Le sens du suffixe scape apparaît dans le composé landscape (paysage). Un scape de land, c'est une unité visible de pays saisie individuellement et qui garde les caractéristiques essentielles de l'ensemble du pays. L'inscape d'un objet, d'un être, ce sera donc, sinon à proprement parler une unité de l'essence de l'objet, de l'être, du moins un composé unifié des qualités sensibles qui reflètent et permettent dans cette mesure même de pénétrer cette essence. Quant à traduire cela par un mot unique aussi organique et, en dépit de sa nouveauté, de consonance aussi familière, il n'y faut pas songer. 

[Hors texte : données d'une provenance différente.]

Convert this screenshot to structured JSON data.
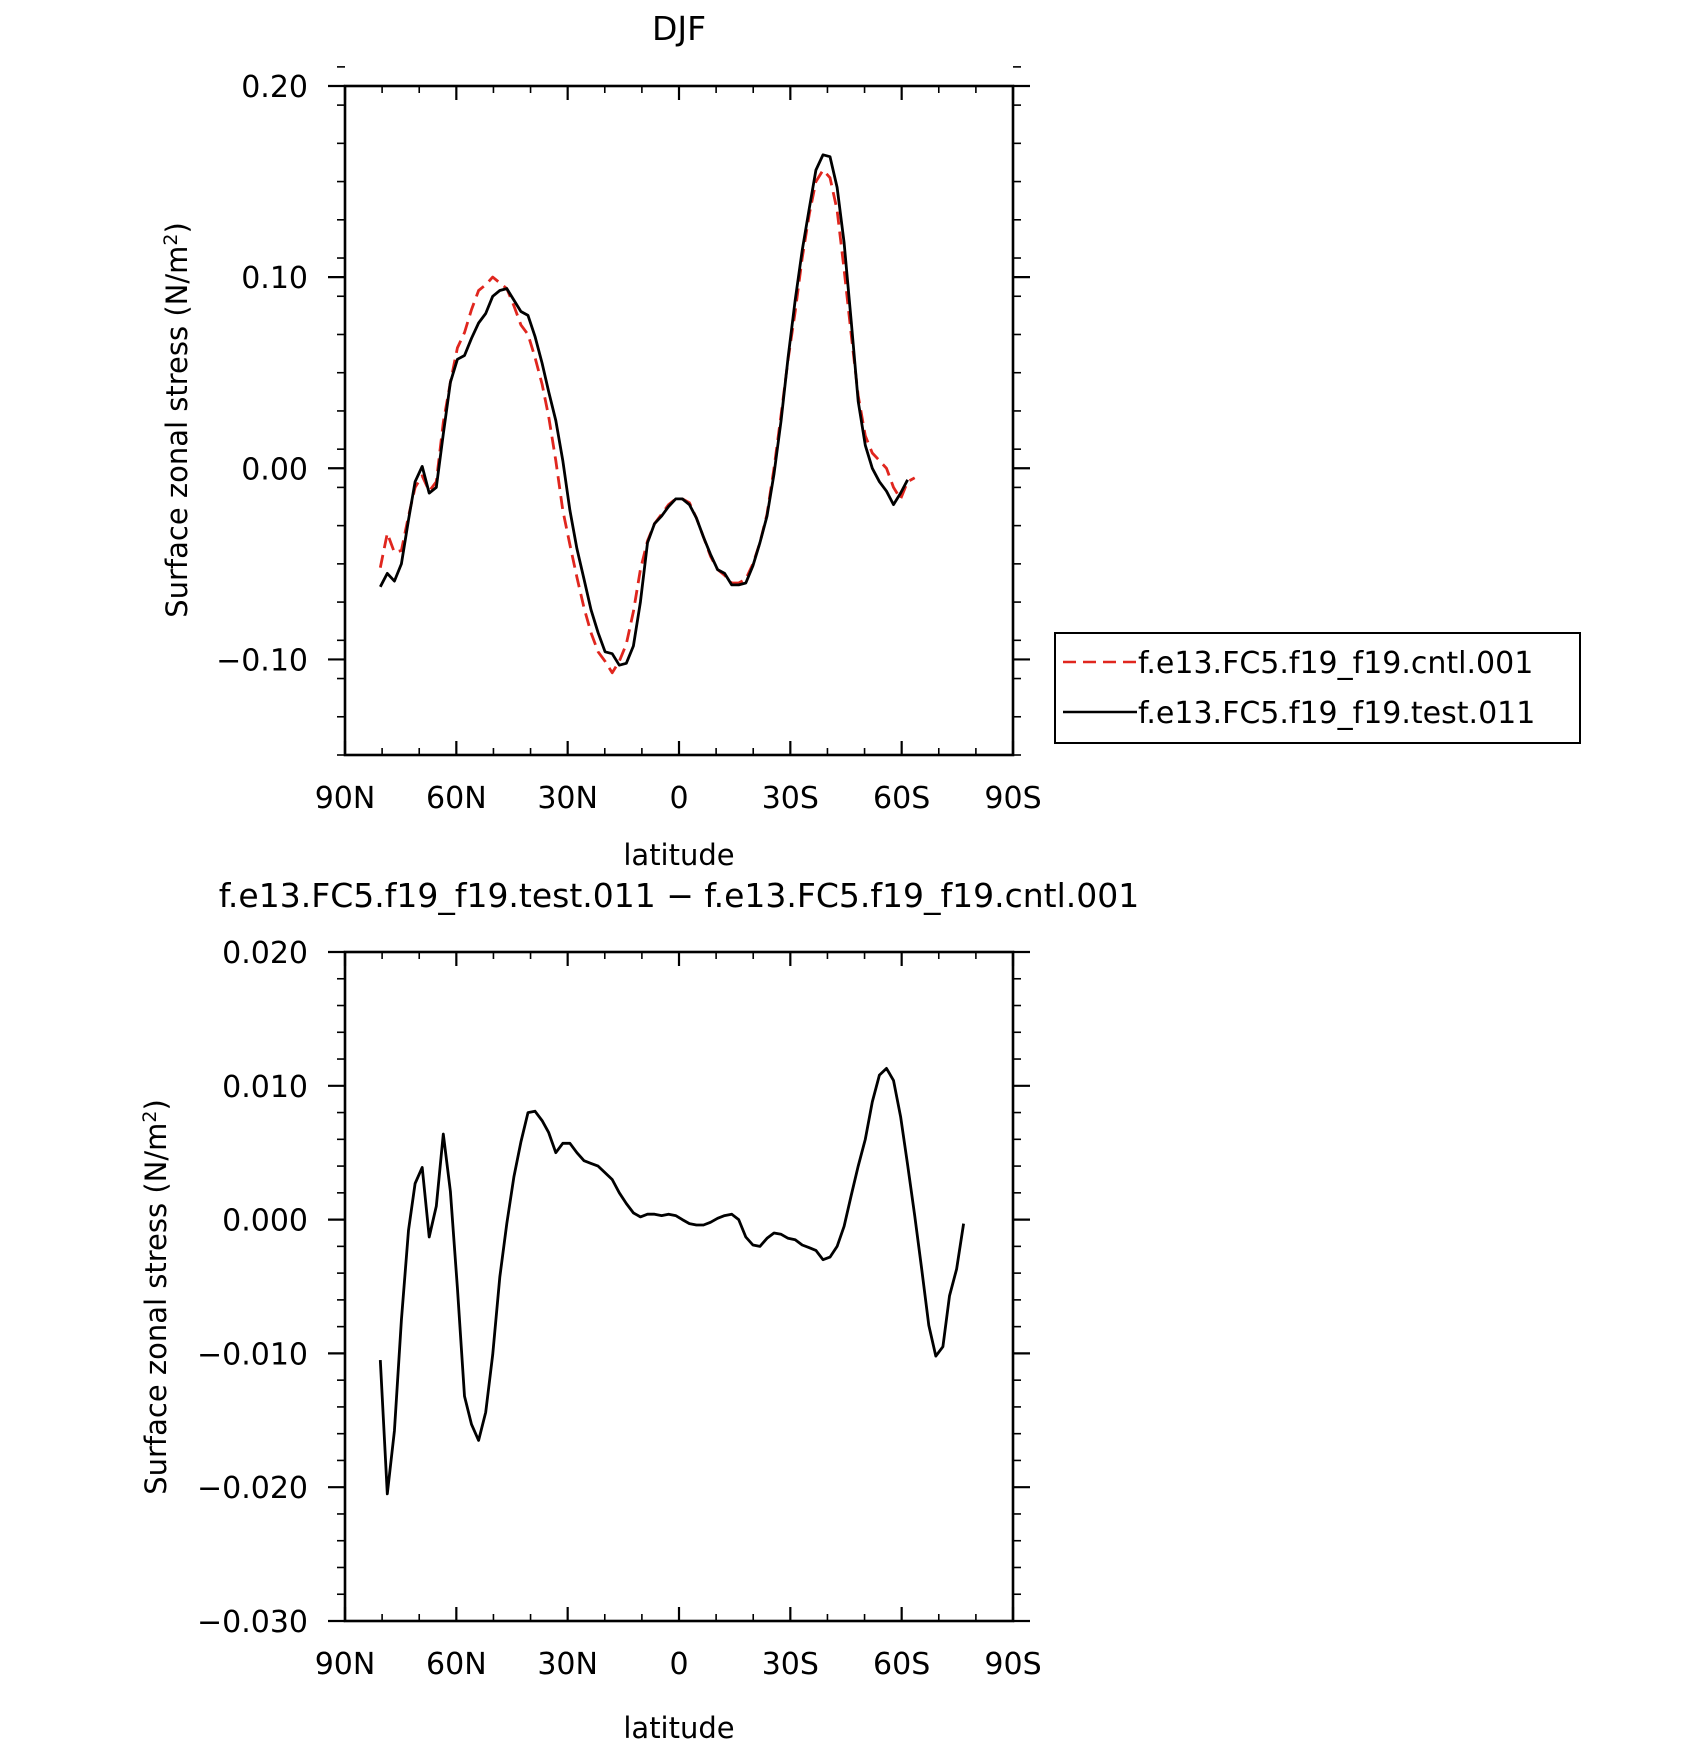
{
  "figure": {
    "colors": {
      "cntl": "#e0261e",
      "test": "#000000",
      "axis": "#000000"
    }
  },
  "chart_data": [
    {
      "type": "line",
      "title": "DJF",
      "xlabel": "latitude",
      "ylabel": "Surface zonal stress (N/m²)",
      "ylabel_main": "Surface zonal stress (N/m",
      "ylabel_sup": "2",
      "ylabel_close": ")",
      "xlim": [
        90,
        -90
      ],
      "ylim": [
        -0.15,
        0.2
      ],
      "xticks": [
        90,
        60,
        30,
        0,
        -30,
        -60,
        -90
      ],
      "xtick_labels": [
        "90N",
        "60N",
        "30N",
        "0",
        "30S",
        "60S",
        "90S"
      ],
      "yticks": [
        0.2,
        0.1,
        0.0,
        -0.1
      ],
      "ytick_labels": [
        "0.20",
        "0.10",
        "0.00",
        "−0.10"
      ],
      "legend_position": "right",
      "series": [
        {
          "name": "f.e13.FC5.f19_f19.cntl.001",
          "style": "dashed",
          "x": [
            80.5,
            78.6,
            76.7,
            74.8,
            72.9,
            71.1,
            69.2,
            67.3,
            65.4,
            63.5,
            61.6,
            59.7,
            57.8,
            55.9,
            54.0,
            52.1,
            50.2,
            48.3,
            46.4,
            44.5,
            42.6,
            40.7,
            38.8,
            36.9,
            35.1,
            33.2,
            31.3,
            29.4,
            27.5,
            25.6,
            23.7,
            21.8,
            19.9,
            18.0,
            16.1,
            14.2,
            12.3,
            10.4,
            8.5,
            6.6,
            4.7,
            2.8,
            0.9,
            -0.9,
            -2.8,
            -4.7,
            -6.6,
            -8.5,
            -10.4,
            -12.3,
            -14.2,
            -16.1,
            -18.0,
            -19.9,
            -21.8,
            -23.7,
            -25.6,
            -27.5,
            -29.4,
            -31.3,
            -33.2,
            -35.1,
            -36.9,
            -38.8,
            -40.7,
            -42.6,
            -44.5,
            -46.4,
            -48.3,
            -50.2,
            -52.1,
            -54.0,
            -55.9,
            -57.8,
            -59.7,
            -61.6,
            -63.5,
            -65.4,
            -67.3,
            -69.2,
            -71.1,
            -72.9,
            -74.8,
            -76.7
          ],
          "y": [
            -0.052,
            -0.034,
            -0.044,
            -0.043,
            -0.025,
            -0.01,
            -0.004,
            -0.012,
            -0.007,
            0.024,
            0.045,
            0.063,
            0.071,
            0.083,
            0.093,
            0.096,
            0.1,
            0.097,
            0.094,
            0.085,
            0.075,
            0.07,
            0.058,
            0.044,
            0.027,
            0.004,
            -0.022,
            -0.04,
            -0.057,
            -0.073,
            -0.086,
            -0.096,
            -0.101,
            -0.107,
            -0.101,
            -0.092,
            -0.075,
            -0.053,
            -0.038,
            -0.029,
            -0.024,
            -0.019,
            -0.016,
            -0.016,
            -0.018,
            -0.026,
            -0.036,
            -0.046,
            -0.053,
            -0.056,
            -0.06,
            -0.06,
            -0.058,
            -0.05,
            -0.039,
            -0.024,
            0.0,
            0.028,
            0.057,
            0.082,
            0.11,
            0.133,
            0.15,
            0.156,
            0.152,
            0.135,
            0.104,
            0.07,
            0.038,
            0.017,
            0.008,
            0.004,
            0.0,
            -0.01,
            -0.016,
            -0.007,
            -0.005,
            null,
            null,
            null,
            null,
            null,
            null,
            null
          ]
        },
        {
          "name": "f.e13.FC5.f19_f19.test.011",
          "style": "solid",
          "x": [
            80.5,
            78.6,
            76.7,
            74.8,
            72.9,
            71.1,
            69.2,
            67.3,
            65.4,
            63.5,
            61.6,
            59.7,
            57.8,
            55.9,
            54.0,
            52.1,
            50.2,
            48.3,
            46.4,
            44.5,
            42.6,
            40.7,
            38.8,
            36.9,
            35.1,
            33.2,
            31.3,
            29.4,
            27.5,
            25.6,
            23.7,
            21.8,
            19.9,
            18.0,
            16.1,
            14.2,
            12.3,
            10.4,
            8.5,
            6.6,
            4.7,
            2.8,
            0.9,
            -0.9,
            -2.8,
            -4.7,
            -6.6,
            -8.5,
            -10.4,
            -12.3,
            -14.2,
            -16.1,
            -18.0,
            -19.9,
            -21.8,
            -23.7,
            -25.6,
            -27.5,
            -29.4,
            -31.3,
            -33.2,
            -35.1,
            -36.9,
            -38.8,
            -40.7,
            -42.6,
            -44.5,
            -46.4,
            -48.3,
            -50.2,
            -52.1,
            -54.0,
            -55.9,
            -57.8,
            -59.7,
            -61.6,
            -63.5,
            -65.4,
            -67.3,
            -69.2,
            -71.1,
            -72.9,
            -74.8,
            -76.7
          ],
          "y": [
            -0.062,
            -0.055,
            -0.059,
            -0.05,
            -0.027,
            -0.007,
            0.001,
            -0.013,
            -0.01,
            0.018,
            0.045,
            0.057,
            0.059,
            0.068,
            0.076,
            0.081,
            0.09,
            0.093,
            0.094,
            0.088,
            0.082,
            0.08,
            0.069,
            0.055,
            0.04,
            0.025,
            0.004,
            -0.022,
            -0.042,
            -0.058,
            -0.074,
            -0.086,
            -0.096,
            -0.097,
            -0.103,
            -0.102,
            -0.093,
            -0.07,
            -0.039,
            -0.029,
            -0.025,
            -0.02,
            -0.016,
            -0.016,
            -0.019,
            -0.026,
            -0.036,
            -0.045,
            -0.053,
            -0.055,
            -0.061,
            -0.061,
            -0.06,
            -0.051,
            -0.039,
            -0.025,
            -0.003,
            0.025,
            0.058,
            0.088,
            0.114,
            0.136,
            0.156,
            0.164,
            0.163,
            0.147,
            0.118,
            0.077,
            0.035,
            0.012,
            0.0,
            -0.007,
            -0.012,
            -0.019,
            -0.013,
            -0.006,
            null,
            null,
            null,
            null,
            null,
            null,
            null,
            null
          ]
        }
      ]
    },
    {
      "type": "line",
      "title": "f.e13.FC5.f19_f19.test.011 − f.e13.FC5.f19_f19.cntl.001",
      "xlabel": "latitude",
      "ylabel": "Surface zonal stress (N/m²)",
      "ylabel_main": "Surface zonal stress (N/m",
      "ylabel_sup": "2",
      "ylabel_close": ")",
      "xlim": [
        90,
        -90
      ],
      "ylim": [
        -0.03,
        0.02
      ],
      "xticks": [
        90,
        60,
        30,
        0,
        -30,
        -60,
        -90
      ],
      "xtick_labels": [
        "90N",
        "60N",
        "30N",
        "0",
        "30S",
        "60S",
        "90S"
      ],
      "yticks": [
        0.02,
        0.01,
        0.0,
        -0.01,
        -0.02,
        -0.03
      ],
      "ytick_labels": [
        "0.020",
        "0.010",
        "0.000",
        "−0.010",
        "−0.020",
        "−0.030"
      ],
      "series": [
        {
          "style": "solid",
          "x": [
            80.5,
            78.6,
            76.7,
            74.8,
            72.9,
            71.1,
            69.2,
            67.3,
            65.4,
            63.5,
            61.6,
            59.7,
            57.8,
            55.9,
            54.0,
            52.1,
            50.2,
            48.3,
            46.4,
            44.5,
            42.6,
            40.7,
            38.8,
            36.9,
            35.1,
            33.2,
            31.3,
            29.4,
            27.5,
            25.6,
            23.7,
            21.8,
            19.9,
            18.0,
            16.1,
            14.2,
            12.3,
            10.4,
            8.5,
            6.6,
            4.7,
            2.8,
            0.9,
            -0.9,
            -2.8,
            -4.7,
            -6.6,
            -8.5,
            -10.4,
            -12.3,
            -14.2,
            -16.1,
            -18.0,
            -19.9,
            -21.8,
            -23.7,
            -25.6,
            -27.5,
            -29.4,
            -31.3,
            -33.2,
            -35.1,
            -36.9,
            -38.8,
            -40.7,
            -42.6,
            -44.5,
            -46.4,
            -48.3,
            -50.2,
            -52.1,
            -54.0,
            -55.9,
            -57.8,
            -59.7,
            -61.6,
            -63.5,
            -65.4,
            -67.3,
            -69.2,
            -71.1,
            -72.9,
            -74.8,
            -76.7
          ],
          "y": [
            -0.0105,
            -0.0205,
            -0.0158,
            -0.0075,
            -0.0008,
            0.0027,
            0.0039,
            -0.0013,
            0.001,
            0.0064,
            0.0021,
            -0.0051,
            -0.0132,
            -0.0153,
            -0.0165,
            -0.0144,
            -0.0101,
            -0.0043,
            -0.0003,
            0.0032,
            0.0058,
            0.008,
            0.0081,
            0.0074,
            0.0065,
            0.005,
            0.0057,
            0.0057,
            0.005,
            0.0044,
            0.0042,
            0.004,
            0.0035,
            0.003,
            0.002,
            0.0012,
            0.0005,
            0.0002,
            0.0004,
            0.0004,
            0.0003,
            0.0004,
            0.0003,
            0.0,
            -0.0003,
            -0.0004,
            -0.0004,
            -0.0002,
            0.0001,
            0.0003,
            0.0004,
            0.0,
            -0.0013,
            -0.0019,
            -0.002,
            -0.0014,
            -0.001,
            -0.0011,
            -0.0014,
            -0.0015,
            -0.0019,
            -0.0021,
            -0.0023,
            -0.003,
            -0.0028,
            -0.002,
            -0.0005,
            0.0018,
            0.004,
            0.006,
            0.0088,
            0.0108,
            0.0113,
            0.0104,
            0.0077,
            0.0041,
            0.0003,
            -0.0037,
            -0.0079,
            -0.0102,
            -0.0095,
            -0.0057,
            -0.0037,
            -0.0003
          ]
        }
      ]
    }
  ]
}
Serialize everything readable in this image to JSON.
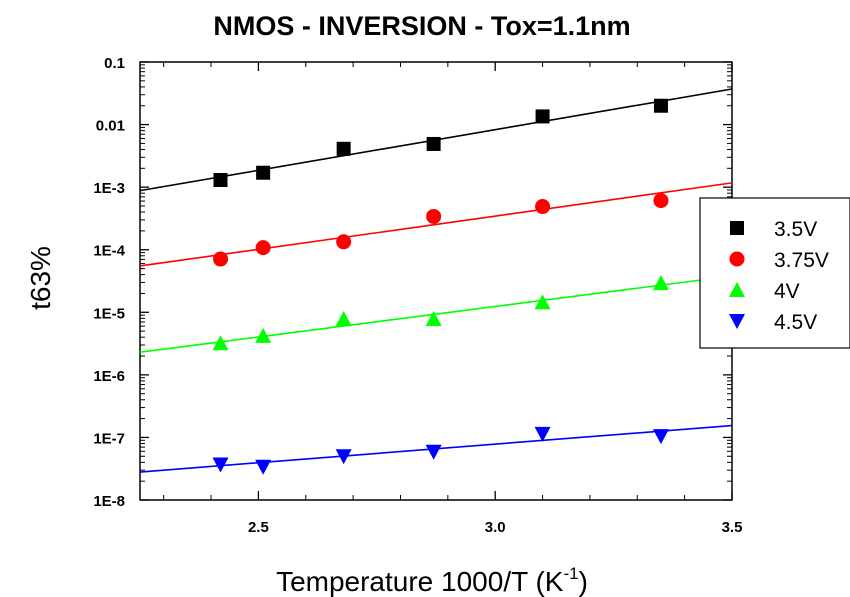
{
  "chart_data": {
    "type": "scatter",
    "title": "NMOS - INVERSION - Tox=1.1nm",
    "xlabel": "Temperature 1000/T (K",
    "xlabel_sup": "-1",
    "xlabel_close": ")",
    "ylabel": "t63%",
    "xlim": [
      2.25,
      3.5
    ],
    "ylim": [
      1e-08,
      0.1
    ],
    "yscale": "log",
    "x_ticks": [
      2.5,
      3.0,
      3.5
    ],
    "x_tick_labels": [
      "2.5",
      "3.0",
      "3.5"
    ],
    "y_ticks": [
      1e-08,
      1e-07,
      1e-06,
      1e-05,
      0.0001,
      0.001,
      0.01,
      0.1
    ],
    "y_tick_labels": [
      "1E-8",
      "1E-7",
      "1E-6",
      "1E-5",
      "1E-4",
      "1E-3",
      "0.01",
      "0.1"
    ],
    "grid": false,
    "legend_position": "right",
    "series": [
      {
        "name": "3.5V",
        "marker": "square",
        "color": "#000000",
        "x": [
          2.42,
          2.51,
          2.68,
          2.87,
          3.1,
          3.35
        ],
        "y": [
          0.0013,
          0.0017,
          0.0041,
          0.0049,
          0.0135,
          0.02
        ],
        "fit": [
          [
            2.25,
            0.00088
          ],
          [
            3.5,
            0.037
          ]
        ]
      },
      {
        "name": "3.75V",
        "marker": "circle",
        "color": "#ff0000",
        "x": [
          2.42,
          2.51,
          2.68,
          2.87,
          3.1,
          3.35
        ],
        "y": [
          7.1e-05,
          0.000108,
          0.000134,
          0.00034,
          0.00049,
          0.00061
        ],
        "fit": [
          [
            2.25,
            5.5e-05
          ],
          [
            3.5,
            0.00117
          ]
        ]
      },
      {
        "name": "4V",
        "marker": "triangle-up",
        "color": "#00ff00",
        "x": [
          2.42,
          2.51,
          2.68,
          2.87,
          3.1,
          3.35
        ],
        "y": [
          3.2e-06,
          4.2e-06,
          7.8e-06,
          7.8e-06,
          1.44e-05,
          2.93e-05
        ],
        "fit": [
          [
            2.25,
            2.3e-06
          ],
          [
            3.5,
            3.8e-05
          ]
        ]
      },
      {
        "name": "4.5V",
        "marker": "triangle-down",
        "color": "#0000ff",
        "x": [
          2.42,
          2.51,
          2.68,
          2.87,
          3.1,
          3.35
        ],
        "y": [
          3.7e-08,
          3.4e-08,
          5e-08,
          5.9e-08,
          1.14e-07,
          1.05e-07
        ],
        "fit": [
          [
            2.25,
            2.8e-08
          ],
          [
            3.5,
            1.55e-07
          ]
        ]
      }
    ]
  }
}
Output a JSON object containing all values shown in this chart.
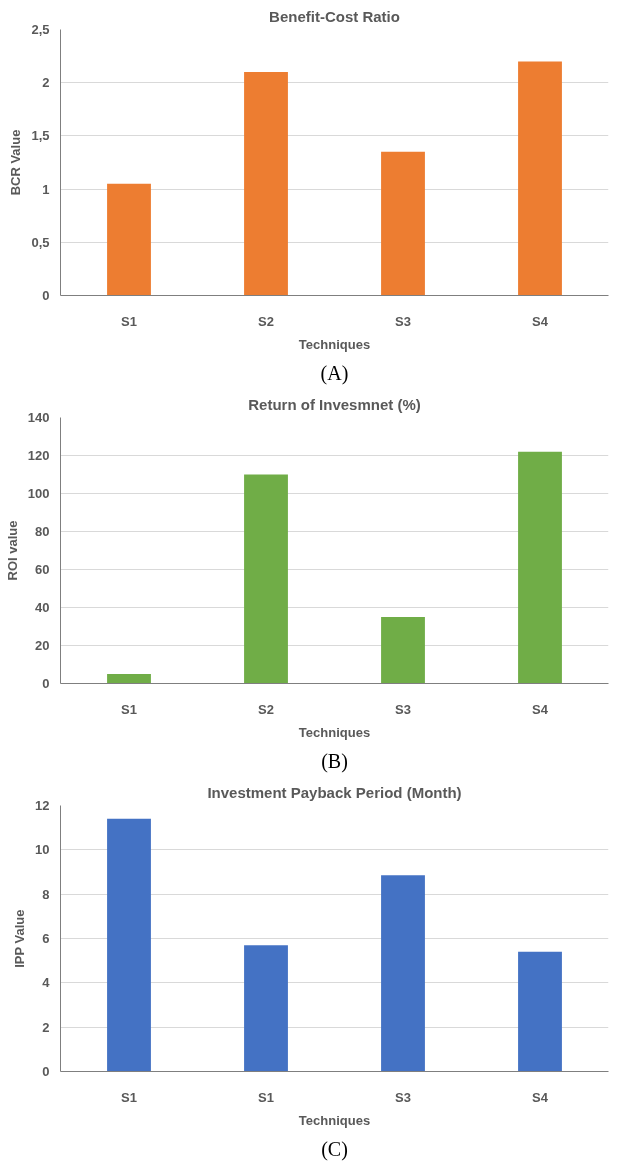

[extrait de la Préface du traducteur (Pierre Leyris)
in G. M. Hopkins, Poèmes accompagnés de proses et de dessins, Seuil, 1980]



dimanche 2 novembre 2014

Glory be to God for dappled things




Gloire à Dieu pour les choses bariolées, 
Pour les cieux de tons jumelés comme les vaches tavelées, 
Pour les roses grains de beauté mouchetant la truite qui nage ; 
Les ailes des pinsons ; les frais charbons ardents des marrons chus ; les paysages 
Morcelés, marquetés – friches, labours, pacages ; 
Et les métiers : leur attirail, leur appareil, leur fourniment. 

Toute chose insolite, hybride, rare, étrange, 
Ou moirée, madrurée (mais qui dira comment?) 
De lent-rapide, d’ombreux-clair, de doux-amer, 
Tout jaillit de Celui dont la beauté ne change : 
                                                 Louange au Père ! 


Gerard Manley Hopkins, Beauté piolée [Pied Beauty]
[version de Pierre Leyris]



samedi 1 novembre 2014

Faites le calcul




La vie est dans l'ensemble quelque chose de vraiment beau et en tout cas elle n'est pas aussi ennuyeuse que si elle l'était deux fois plus.